Evolution is one of a trio of closely-related complex phenomena, the other two being development and homeostasis. On the face of it, there’s no reason to expect evolution to be easier to account for than the others. Yet while we accept them as being of immense complexity, we’ve come to suppose that the challenge of accounting for evolution can be met with a simple 19th century sieving procedure. We might be better off abandoning that supposition and searching for a mechanism able to account for all three phenomena together. It is possible the separation between them is primarily semantic.
1. Natural selection blinds us to other prospects.

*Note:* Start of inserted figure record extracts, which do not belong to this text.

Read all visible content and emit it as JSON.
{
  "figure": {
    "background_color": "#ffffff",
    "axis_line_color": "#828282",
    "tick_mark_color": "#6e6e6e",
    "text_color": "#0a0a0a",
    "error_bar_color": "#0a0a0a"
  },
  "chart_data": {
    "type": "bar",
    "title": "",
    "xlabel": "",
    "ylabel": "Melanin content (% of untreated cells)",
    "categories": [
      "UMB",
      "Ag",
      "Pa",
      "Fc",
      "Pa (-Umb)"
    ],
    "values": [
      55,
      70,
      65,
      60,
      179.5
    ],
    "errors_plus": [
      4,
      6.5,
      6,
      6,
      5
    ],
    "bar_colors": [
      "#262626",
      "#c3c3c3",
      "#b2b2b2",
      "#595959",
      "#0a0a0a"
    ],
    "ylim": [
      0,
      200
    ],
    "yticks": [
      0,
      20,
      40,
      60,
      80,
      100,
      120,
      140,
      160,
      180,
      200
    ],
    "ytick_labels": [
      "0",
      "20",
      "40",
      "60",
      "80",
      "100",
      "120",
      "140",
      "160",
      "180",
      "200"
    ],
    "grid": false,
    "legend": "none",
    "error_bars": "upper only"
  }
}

Pigliucci and Kaplan (2006) start a section titled “Statistical and Conceptual Difficulties in Measuring Selection” with “The central challenge for these multivariate approaches to understanding natural selection is moving from the statistical analysis to scientific interpretations of the results, a problem that is, of course, of much wider import in the biological and social sciences than, say, in some areas of physics or chemistry.” Discussions in the social sciences do tend to refer at some point to human origins, even if only implicitly, limiting themselves to what the current theory of origins permits. A theory of origins with the authority of science behind it acts as a valve regulating what can be supposed to be true. As a result, scientific theories of human origins have become enormously influential in fashioning opinion about law, permissible behavior, human rights, etc. It would be naïve to regard theories of origins as value-neutral, of concern only to scientists.

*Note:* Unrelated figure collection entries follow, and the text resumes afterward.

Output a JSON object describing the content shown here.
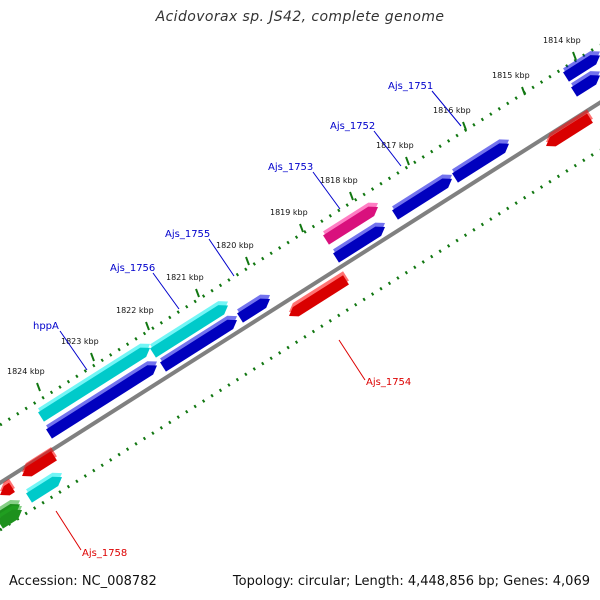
{
  "title": "Acidovorax sp. JS42, complete genome",
  "footer": {
    "accession": "Accession: NC_008782",
    "summary": "Topology: circular; Length: 4,448,856 bp; Genes: 4,069"
  },
  "ticks": [
    "1814 kbp",
    "1815 kbp",
    "1816 kbp",
    "1817 kbp",
    "1818 kbp",
    "1819 kbp",
    "1820 kbp",
    "1821 kbp",
    "1822 kbp",
    "1823 kbp",
    "1824 kbp"
  ],
  "gene_labels": {
    "ajs_1751": "Ajs_1751",
    "ajs_1752": "Ajs_1752",
    "ajs_1753": "Ajs_1753",
    "ajs_1755": "Ajs_1755",
    "ajs_1756": "Ajs_1756",
    "hppa": "hppA",
    "ajs_1754": "Ajs_1754",
    "ajs_1758": "Ajs_1758"
  },
  "colors": {
    "cds_forward": "#0000e0",
    "cds_reverse": "#ff0000",
    "highlight_cyan": "#00eeee",
    "highlight_magenta": "#ff1493",
    "rna_green": "#22aa22",
    "backbone": "#808080",
    "label_blue": "#0000cc",
    "label_red": "#dd0000",
    "tick_green": "#006600"
  }
}
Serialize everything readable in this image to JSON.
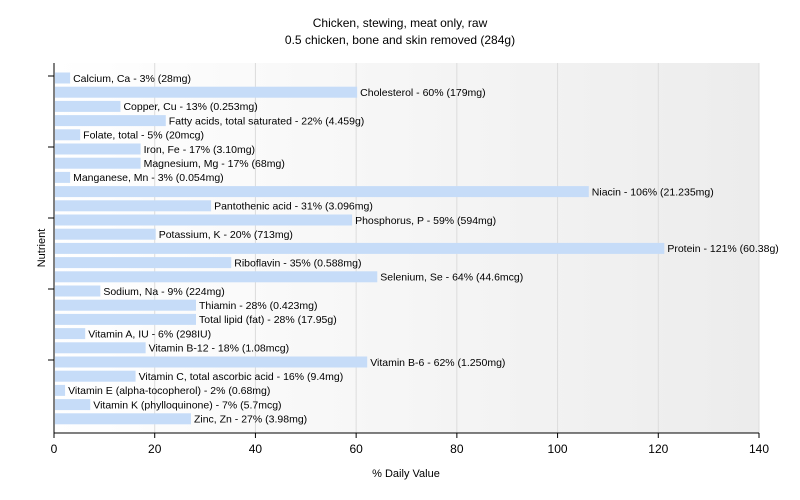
{
  "chart_data": {
    "type": "bar",
    "orientation": "horizontal",
    "title": "Chicken, stewing, meat only, raw",
    "subtitle": "0.5 chicken, bone and skin removed (284g)",
    "xlabel": "% Daily Value",
    "ylabel": "Nutrient",
    "xlim": [
      0,
      140
    ],
    "xticks": [
      0,
      20,
      40,
      60,
      80,
      100,
      120,
      140
    ],
    "grid": true,
    "bar_color": "#c6dcf8",
    "categories": [
      "Calcium, Ca - 3% (28mg)",
      "Cholesterol - 60% (179mg)",
      "Copper, Cu - 13% (0.253mg)",
      "Fatty acids, total saturated - 22% (4.459g)",
      "Folate, total - 5% (20mcg)",
      "Iron, Fe - 17% (3.10mg)",
      "Magnesium, Mg - 17% (68mg)",
      "Manganese, Mn - 3% (0.054mg)",
      "Niacin - 106% (21.235mg)",
      "Pantothenic acid - 31% (3.096mg)",
      "Phosphorus, P - 59% (594mg)",
      "Potassium, K - 20% (713mg)",
      "Protein - 121% (60.38g)",
      "Riboflavin - 35% (0.588mg)",
      "Selenium, Se - 64% (44.6mcg)",
      "Sodium, Na - 9% (224mg)",
      "Thiamin - 28% (0.423mg)",
      "Total lipid (fat) - 28% (17.95g)",
      "Vitamin A, IU - 6% (298IU)",
      "Vitamin B-12 - 18% (1.08mcg)",
      "Vitamin B-6 - 62% (1.250mg)",
      "Vitamin C, total ascorbic acid - 16% (9.4mg)",
      "Vitamin E (alpha-tocopherol) - 2% (0.68mg)",
      "Vitamin K (phylloquinone) - 7% (5.7mcg)",
      "Zinc, Zn - 27% (3.98mg)"
    ],
    "values": [
      3,
      60,
      13,
      22,
      5,
      17,
      17,
      3,
      106,
      31,
      59,
      20,
      121,
      35,
      64,
      9,
      28,
      28,
      6,
      18,
      62,
      16,
      2,
      7,
      27
    ]
  }
}
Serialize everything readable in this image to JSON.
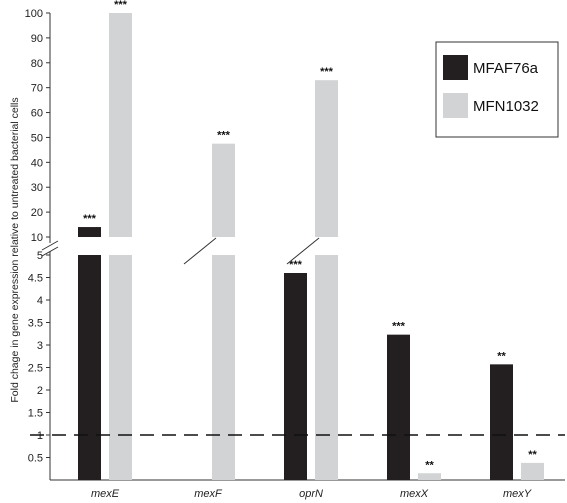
{
  "chart_data": {
    "type": "bar",
    "title": "",
    "xlabel": "",
    "ylabel": "Fold chage in gene expression relative to untreated bacterial cells",
    "categories": [
      "mexE",
      "mexF",
      "oprN",
      "mexX",
      "mexY"
    ],
    "series": [
      {
        "name": "MFAF76a",
        "color": "#231f20",
        "values": [
          14,
          null,
          4.6,
          3.23,
          2.57
        ],
        "significance": [
          "***",
          "",
          "***",
          "***",
          "**"
        ]
      },
      {
        "name": "MFN1032",
        "color": "#d1d3d4",
        "values": [
          100,
          47.5,
          73,
          0.15,
          0.38
        ],
        "significance": [
          "***",
          "***",
          "***",
          "**",
          "**"
        ]
      }
    ],
    "y_axis_broken": true,
    "lower_segment": {
      "range": [
        0,
        5
      ],
      "ticks": [
        "0.5",
        "1",
        "1.5",
        "2",
        "2.5",
        "3",
        "3.5",
        "4",
        "4.5",
        "5"
      ]
    },
    "upper_segment": {
      "range": [
        10,
        100
      ],
      "ticks": [
        "10",
        "20",
        "30",
        "40",
        "50",
        "60",
        "70",
        "80",
        "90",
        "100"
      ]
    },
    "reference_line": {
      "value": 1,
      "style": "dashed"
    },
    "legend_position": "top-right",
    "grid": false
  }
}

Pigliucci and Kaplan point out that only recently have techniques been developed and attempts made to rigorously validate natural selection, and they stress how difficult it remains. They warn that “…there can be no automatic or foolproof way of identifying selection in natural populations through statistical analysis.” Given this lack of scientific evidence for natural selection being the primary mechanism driving evolution, and how profoundly it influences opinion throughout the social sciences, perhaps it should be limited to use as a conceptual tool in laboratory and fieldwork while a fresh search is made for a replacement.

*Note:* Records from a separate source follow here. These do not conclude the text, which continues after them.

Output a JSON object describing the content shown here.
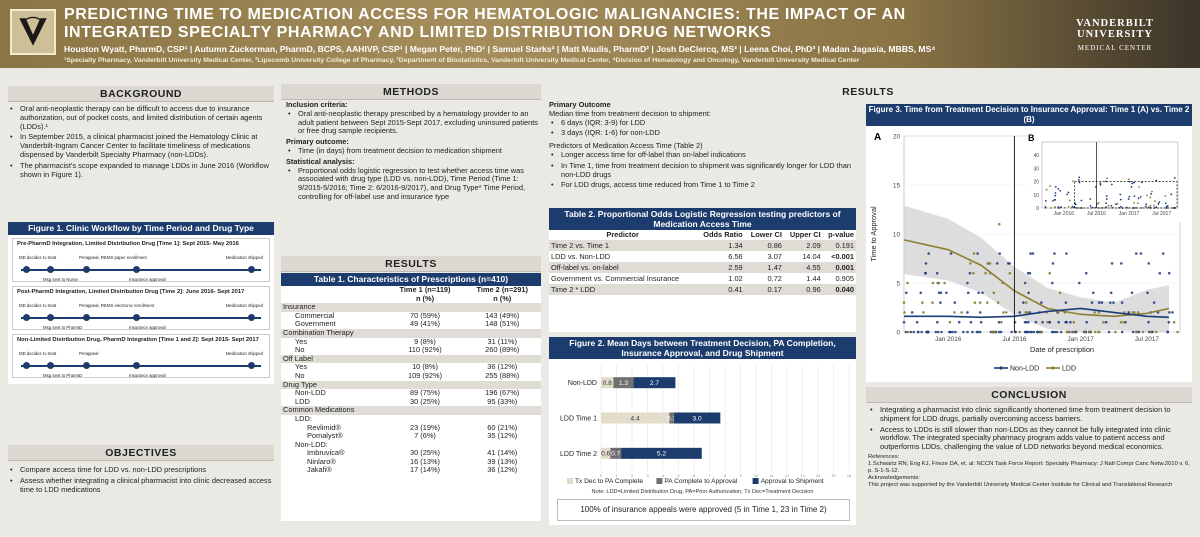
{
  "header": {
    "title": "Predicting Time to Medication Access for Hematologic Malignancies: The Impact of an Integrated Specialty Pharmacy and Limited Distribution Drug Networks",
    "authors": "Houston Wyatt, PharmD, CSP¹ | Autumn Zuckerman, PharmD, BCPS, AAHIVP, CSP¹ | Megan Peter, PhD¹ | Samuel Starks² | Matt Maulis, PharmD² | Josh DeClercq, MS³ | Leena Choi, PhD³ | Madan Jagasia, MBBS, MS⁴",
    "affiliations": "¹Specialty Pharmacy, Vanderbilt University Medical Center, ²Lipscomb University College of Pharmacy, ²Department of Biostatistics, Vanderbilt University Medical Center, ⁴Division of Hematology and Oncology, Vanderbilt University Medical Center",
    "institution_line1": "VANDERBILT UNIVERSITY",
    "institution_line2": "MEDICAL CENTER"
  },
  "background": {
    "heading": "BACKGROUND",
    "bullets": [
      "Oral anti-neoplastic therapy can be difficult to access due to insurance authorization, out of pocket costs, and limited distribution of certain agents (LDDs).¹",
      "In September 2015, a clinical pharmacist joined the Hematology Clinic at Vanderbilt-Ingram Cancer Center to facilitate timeliness of medications dispensed by Vanderbilt Specialty Pharmacy (non-LDDs).",
      "The pharmacist's scope expanded to manage LDDs in June 2016 (Workflow shown in Figure 1)."
    ]
  },
  "figure1": {
    "title": "Figure 1. Clinic Workflow by Time Period and Drug Type",
    "panels": [
      {
        "heading": "Pre-PharmD Integration, Limited Distribution Drug [Time 1]: Sept 2015- May 2016",
        "labels": [
          "MD decides to treat",
          "Msg sent to Nurse",
          "PA/appeal, REMS paper enrollment",
          "Insurance approval",
          "Medication shipped"
        ]
      },
      {
        "heading": "Post-PharmD Integration, Limited Distribution Drug [Time 2]: June 2016- Sept 2017",
        "labels": [
          "MD decides to treat",
          "Msg sent to PharmD",
          "PA/appeal, REMS electronic enrollment",
          "Insurance approval",
          "Medication shipped"
        ]
      },
      {
        "heading": "Non-Limited Distribution Drug, PharmD Integration [Time 1 and 2]: Sept 2015- Sept 2017",
        "labels": [
          "MD decides to treat",
          "Msg sent to PharmD",
          "PA/appeal",
          "Insurance approval",
          "Medication shipped"
        ]
      }
    ]
  },
  "objectives": {
    "heading": "OBJECTIVES",
    "bullets": [
      "Compare access time for LDD vs. non-LDD prescriptions",
      "Assess whether integrating a clinical pharmacist into clinic decreased access time to LDD medications"
    ]
  },
  "methods": {
    "heading": "METHODS",
    "inclusion_label": "Inclusion criteria:",
    "inclusion": "Oral anti-neoplastic therapy prescribed by a hematology provider to an adult patient between Sept 2015-Sept 2017, excluding uninsured patients or free drug sample recipients.",
    "primary_label": "Primary outcome:",
    "primary": "Time (in days) from treatment decision to medication shipment",
    "stats_label": "Statistical analysis:",
    "stats": "Proportional odds logistic regression to test whether access time was associated with drug type (LDD vs. non-LDD), Time Period (Time 1: 9/2015-5/2016; Time 2: 6/2016-9/2017), and Drug Type* Time Period, controlling for off-label use and insurance type"
  },
  "results_mid_heading": "RESULTS",
  "table1": {
    "title": "Table 1. Characteristics of Prescriptions (n=410)",
    "col1": "Time 1 (n=119)",
    "col2": "Time 2 (n=291)",
    "subhead": "n (%)",
    "rows": [
      {
        "label": "Insurance",
        "a": "",
        "b": "",
        "group": true,
        "indent": 0
      },
      {
        "label": "Commercial",
        "a": "70 (59%)",
        "b": "143 (49%)",
        "group": false,
        "indent": 1
      },
      {
        "label": "Government",
        "a": "49 (41%)",
        "b": "148 (51%)",
        "group": false,
        "indent": 1
      },
      {
        "label": "Combination Therapy",
        "a": "",
        "b": "",
        "group": true,
        "indent": 0
      },
      {
        "label": "Yes",
        "a": "9 (8%)",
        "b": "31 (11%)",
        "group": false,
        "indent": 1
      },
      {
        "label": "No",
        "a": "110 (92%)",
        "b": "260 (89%)",
        "group": false,
        "indent": 1
      },
      {
        "label": "Off Label",
        "a": "",
        "b": "",
        "group": true,
        "indent": 0
      },
      {
        "label": "Yes",
        "a": "10 (8%)",
        "b": "36 (12%)",
        "group": false,
        "indent": 1
      },
      {
        "label": "No",
        "a": "109 (92%)",
        "b": "255 (88%)",
        "group": false,
        "indent": 1
      },
      {
        "label": "Drug Type",
        "a": "",
        "b": "",
        "group": true,
        "indent": 0
      },
      {
        "label": "Non-LDD",
        "a": "89 (75%)",
        "b": "196 (67%)",
        "group": false,
        "indent": 1
      },
      {
        "label": "LDD",
        "a": "30 (25%)",
        "b": "95 (33%)",
        "group": false,
        "indent": 1
      },
      {
        "label": "Common Medications",
        "a": "",
        "b": "",
        "group": true,
        "indent": 0
      },
      {
        "label": "LDD:",
        "a": "",
        "b": "",
        "group": false,
        "indent": 1
      },
      {
        "label": "Revlimid®",
        "a": "23 (19%)",
        "b": "60 (21%)",
        "group": false,
        "indent": 2
      },
      {
        "label": "Pomalyst®",
        "a": "7 (6%)",
        "b": "35 (12%)",
        "group": false,
        "indent": 2
      },
      {
        "label": "Non-LDD:",
        "a": "",
        "b": "",
        "group": false,
        "indent": 1
      },
      {
        "label": "Imbruvica®",
        "a": "30 (25%)",
        "b": "41 (14%)",
        "group": false,
        "indent": 2
      },
      {
        "label": "Ninlaro®",
        "a": "16 (13%)",
        "b": "39 (13%)",
        "group": false,
        "indent": 2
      },
      {
        "label": "Jakafi®",
        "a": "17 (14%)",
        "b": "36 (12%)",
        "group": false,
        "indent": 2
      }
    ]
  },
  "results": {
    "heading": "RESULTS",
    "primary_label": "Primary Outcome",
    "primary_text": "Median time from treatment decision to shipment:",
    "primary_bullets": [
      "6 days (IQR: 3-9) for LDD",
      "3 days (IQR: 1-6) for non-LDD"
    ],
    "predictors_label": "Predictors of Medication Access Time (Table 2)",
    "predictors_bullets": [
      "Longer access time for off-label than on-label indications",
      "In Time 1, time from treatment decision to shipment was significantly longer for LDD than non-LDD drugs",
      "For LDD drugs, access time reduced from Time 1 to Time 2"
    ]
  },
  "table2": {
    "title": "Table 2. Proportional Odds Logistic Regression testing predictors of Medication Access Time",
    "headers": [
      "Predictor",
      "Odds Ratio",
      "Lower CI",
      "Upper CI",
      "p-value"
    ],
    "rows": [
      {
        "p": "Time 2 vs. Time 1",
        "or": "1.34",
        "lo": "0.86",
        "hi": "2.09",
        "pv": "0.191",
        "bold": false
      },
      {
        "p": "LDD vs. Non-LDD",
        "or": "6.56",
        "lo": "3.07",
        "hi": "14.04",
        "pv": "<0.001",
        "bold": true
      },
      {
        "p": "Off-label vs. on-label",
        "or": "2.59",
        "lo": "1.47",
        "hi": "4.55",
        "pv": "0.001",
        "bold": true
      },
      {
        "p": "Government vs. Commercial Insurance",
        "or": "1.02",
        "lo": "0.72",
        "hi": "1.44",
        "pv": "0.905",
        "bold": false
      },
      {
        "p": "Time 2 * LDD",
        "or": "0.41",
        "lo": "0.17",
        "hi": "0.96",
        "pv": "0.040",
        "bold": true
      }
    ]
  },
  "figure2": {
    "title": "Figure 2. Mean Days between Treatment Decision, PA Completion, Insurance Approval, and Drug Shipment",
    "note": "Note: LDD=Limited Distribution Drug, PA=Prior Authorization, Tx Dec=Treatment Decision",
    "appeals": "100% of insurance appeals were approved (5 in Time 1, 23 in Time 2)"
  },
  "figure3": {
    "title": "Figure 3. Time from Treatment Decision to Insurance Approval: Time 1 (A) vs. Time 2 (B)",
    "panel_a": "A",
    "panel_b": "B"
  },
  "conclusion": {
    "heading": "CONCLUSION",
    "bullets": [
      "Integrating a pharmacist into clinic significantly shortened time from treatment decision to shipment for LDD drugs, partially overcoming access barriers.",
      "Access to LDDs is still slower than non-LDDs as they cannot be fully integrated into clinic workflow. The integrated specialty pharmacy program adds value to patient access and outperforms LDDs, challenging the value of LDD networks beyond medical economics."
    ],
    "refs_label": "References:",
    "refs": "1.Schwartz RN, Eng KJ, Frieze DA, et. al: NCCN Task Force Report: Specialty Pharmacy: J Natl Compr Canc Netw.2010 v. 6, p. S-1-S-12.",
    "ack_label": "Acknowledgements:",
    "ack": "This project was supported by the Vanderbilt University Medical Center Institute for Clinical and Translational Research"
  },
  "chart_data": [
    {
      "type": "bar",
      "stacked": true,
      "orientation": "horizontal",
      "categories": [
        "Non-LDD",
        "LDD Time 1",
        "LDD Time 2"
      ],
      "series": [
        {
          "name": "Tx Dec to PA Complete",
          "values": [
            0.8,
            4.4,
            0.6
          ],
          "color": "#e2dccb"
        },
        {
          "name": "PA Complete to Approval",
          "values": [
            1.3,
            0.3,
            0.7
          ],
          "color": "#707070"
        },
        {
          "name": "Approval to Shipment",
          "values": [
            2.7,
            3.0,
            5.2
          ],
          "color": "#1d3c6e"
        }
      ],
      "xlim": [
        0,
        16
      ],
      "xticks": [
        "0",
        "1",
        "2",
        "3",
        "4",
        "5",
        "6",
        "7",
        "8",
        "9",
        "10",
        "11",
        "12",
        "13",
        "14",
        "15",
        "16"
      ],
      "grid": true,
      "legend": "bottom"
    },
    {
      "type": "scatter",
      "xlabel": "Date of prescription",
      "ylabel": "Time to Approval",
      "ylim": [
        0,
        20
      ],
      "yticks": [
        "0",
        "5",
        "10",
        "15",
        "20"
      ],
      "xticks": [
        "Jan 2016",
        "Jul 2016",
        "Jan 2017",
        "Jul 2017"
      ],
      "reference_line": "Jul 2016",
      "legend_items": [
        "Non-LDD",
        "LDD"
      ],
      "series_colors": {
        "Non-LDD": "#1d3c7a",
        "LDD": "#8c7f33"
      },
      "trend": {
        "x": [
          "Sep 2015",
          "Jan 2016",
          "Apr 2016",
          "Jul 2016",
          "Oct 2016",
          "Jan 2017",
          "Apr 2017",
          "Jul 2017",
          "Sep 2017"
        ],
        "LDD": [
          9.4,
          8.4,
          6.8,
          4.2,
          2.4,
          1.8,
          1.6,
          1.9,
          2.4
        ],
        "Non-LDD": [
          1.6,
          1.6,
          1.5,
          1.6,
          2.1,
          2.4,
          2.0,
          1.6,
          1.5
        ]
      },
      "inset": {
        "ylim": [
          0,
          50
        ],
        "yticks": [
          "0",
          "10",
          "20",
          "30",
          "40"
        ],
        "xticks": [
          "Jan 2016",
          "Jul 2016",
          "Jan 2017",
          "Jul 2017"
        ]
      }
    }
  ]
}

Such a search might start by abandoning the key assumption underlying natural selection, that inheritance is particulate. Given that the body has something like 250 different kinds of cell, over 20 different organs, 600 muscles and 200 bones, over 1000 entities altogether, 30,000 genes seems too few to define them, especially since all these body parts have to be defended against failure not only in their final state in adulthood but through every stage in development. Perhaps the most significant unit of evolution is the genome throughout its history, and the appropriate way to regard it is as a library of resources gathered over billions of years of evolution, like a huge .dll computer library file. Such a resource promises to enrich rather than to impoverish the social sciences and our sense of self, which is the prospect that inspired the writing of this article. On this view, evolution should no more be accounted for primarily in terms of changes in gene frequencies than the development of literature should be accounted for primarily in terms of changes in word frequencies.
References
Berry, A. (2002). Infinite Tropics: An Alfred Wallace Anthology. London: Verso.
Dawkins, R. (2004). The Ancestor’s Tale: A Pilgrimage to the Dawn of Evolution. Boston: Houghton Mifflin Company.
Maynard Smith, John. (1989). Did Darwin Get It Right? New York: Chapman and Hall.
Pigliucci, M & Kaplan ,J. (2006). Making Sense of Evolution: The Conceptual Foundations of Evolutionary biology. Chicago: The Uniersity of Chicago Press.
Schrodinger, E. (1944). What is Life? Cambridge: Cambridge University Press.
Stove, D. (1995). Darwinian fairytales: Selfish Genes, Errors of Heredity, and Other Fables of Evolution. New York: Encounter Books.
Tamames, J. (2001). Evolution of gene order conservation in prokaryotes, Genome Biology, 2.